Não importa o quanto a tecnologia avance. Não interessa quanto os cientistas estudem o comportamento humano. Simplesmente existem coisas que estão muito além da compreensão humana, como a mente dos adolescentes, por exemplo. Doses cavalares de vários tipos de hormônios diferentes são produzidos pelo corpo humano assim que deixamos de ser crianças e isso só para quando atingimos nossa maturidade física. É justamente esse período de transição que foi batizado de adolescência, uma época estranha, que deixa a cabeça infestada de dúvidas e a cara tomada por espinhas. Essas características somadas a um falso sentimento de imortalidade, quando não controladas, podem causar danos que irão afetar toda a vida destas jovens almas e, claro, suas famílias também. Os estragos maiores são causados pela vontade de provar para sua turma que ele/ela já transcendeu sua infância e está pronto para ser um homem/mulher. Como? Simples: transando muito e usando entorpecentes. Claro que não estamos falando de todos os adolescentes, mas de alguns que acabam estragando suas vidas por bobagens.
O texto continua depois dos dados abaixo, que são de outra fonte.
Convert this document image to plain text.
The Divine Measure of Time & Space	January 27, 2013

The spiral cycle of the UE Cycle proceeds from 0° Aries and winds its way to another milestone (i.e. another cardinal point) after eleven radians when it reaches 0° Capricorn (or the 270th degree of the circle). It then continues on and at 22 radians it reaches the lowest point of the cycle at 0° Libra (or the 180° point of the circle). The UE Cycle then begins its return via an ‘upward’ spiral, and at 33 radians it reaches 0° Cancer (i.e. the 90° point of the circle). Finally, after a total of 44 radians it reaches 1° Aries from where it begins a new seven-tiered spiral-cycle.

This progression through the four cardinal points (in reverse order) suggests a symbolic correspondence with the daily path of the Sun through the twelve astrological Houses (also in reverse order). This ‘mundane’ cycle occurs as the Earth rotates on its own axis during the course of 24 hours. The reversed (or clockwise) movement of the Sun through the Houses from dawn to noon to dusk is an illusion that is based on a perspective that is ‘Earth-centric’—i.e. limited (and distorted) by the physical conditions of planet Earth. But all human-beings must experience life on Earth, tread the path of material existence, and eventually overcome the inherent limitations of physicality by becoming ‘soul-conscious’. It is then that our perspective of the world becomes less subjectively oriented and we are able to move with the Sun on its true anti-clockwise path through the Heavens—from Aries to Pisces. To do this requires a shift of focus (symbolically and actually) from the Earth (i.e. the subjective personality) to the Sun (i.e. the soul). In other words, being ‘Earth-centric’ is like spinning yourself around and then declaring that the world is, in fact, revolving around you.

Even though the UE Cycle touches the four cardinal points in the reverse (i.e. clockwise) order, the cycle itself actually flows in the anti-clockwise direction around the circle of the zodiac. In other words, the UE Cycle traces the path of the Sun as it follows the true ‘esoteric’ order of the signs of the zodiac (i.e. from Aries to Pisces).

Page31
Para tentar evitar a proliferação de casos como esses, a Prefeitura de Franca realizou ontem, em um auditório da Uni-Facef, um encontro do programa Vivendo Melhor. Cerca de 300 estudantes de escolas estaduais da cidade escolhidos pelos coordenadores das mesmas, com idade entre 12 e 17 anos, participaram do evento, que teve ainda a participação do prefeito de Franca, Alexandre Ferreira (PSDB). “Nós, da Prefeitura, gostamos muito desse projeto. Trazendo alunos de várias escolas, nós sentimos que podemos mudar, de maneira efetiva, a realidade destas instituições”, falou o prefeito, que mostrou, ao longo de seu discurso para os jovens, uma preocupação grande com a questão do álcool e das drogas. “Temos informações de que 66% dos colegas de vocês usam álcool. Vejam que absurdo. Esperamos que vocês mostrem a eles o que o uso de substâncias assim podem causar. Confiamos em vocês para ajudar os seus colegas”. A ideia é simples: criar uma rede de conscientização em que, estes 300 estudantes, passem a mensagem para seus colegas.
As atividades do encontro foram feitas por um grupo de Mococa chamado Tumm (Todos Unidos Mudaremos o Mundo). “Eles (alunos) não irão aprender todos os métodos, todos os direitos sexuais, todas as maneiras de se prevenir contra DST/Aids. Isso eles já sabem. Nós viemos aqui falar de gente. Viemos dar o recado de que namorar é muito bom, desde que feito com responsabilidade”, afirmou a coordenadora geral do Tumm, Maria Antonieta Ribeiro Pinto. “Fizemos quatro oficinas com os alunos, todas abordando temas como a primeira vez, autoestima e coisas do gênero. Tudo muito dinâmico e divertido”.
Os alunos que estavam presentes entenderam o recado. “É importante sabermos sobre essas coisas, principalmente sobre gravidez que, na nossa idade, é difícil”, disse Mariana Alvarenga, 15, estudante da escola Ângelo Scarabucci. “É sempre bom passarmos para os outros o que aprendemos. Com certeza queremos transmitir o que aprendemos aqui para toda nossa escola”, explicou Guilherme Farias da Silva, 14, que também frequenta a Ângelo Scarabucci.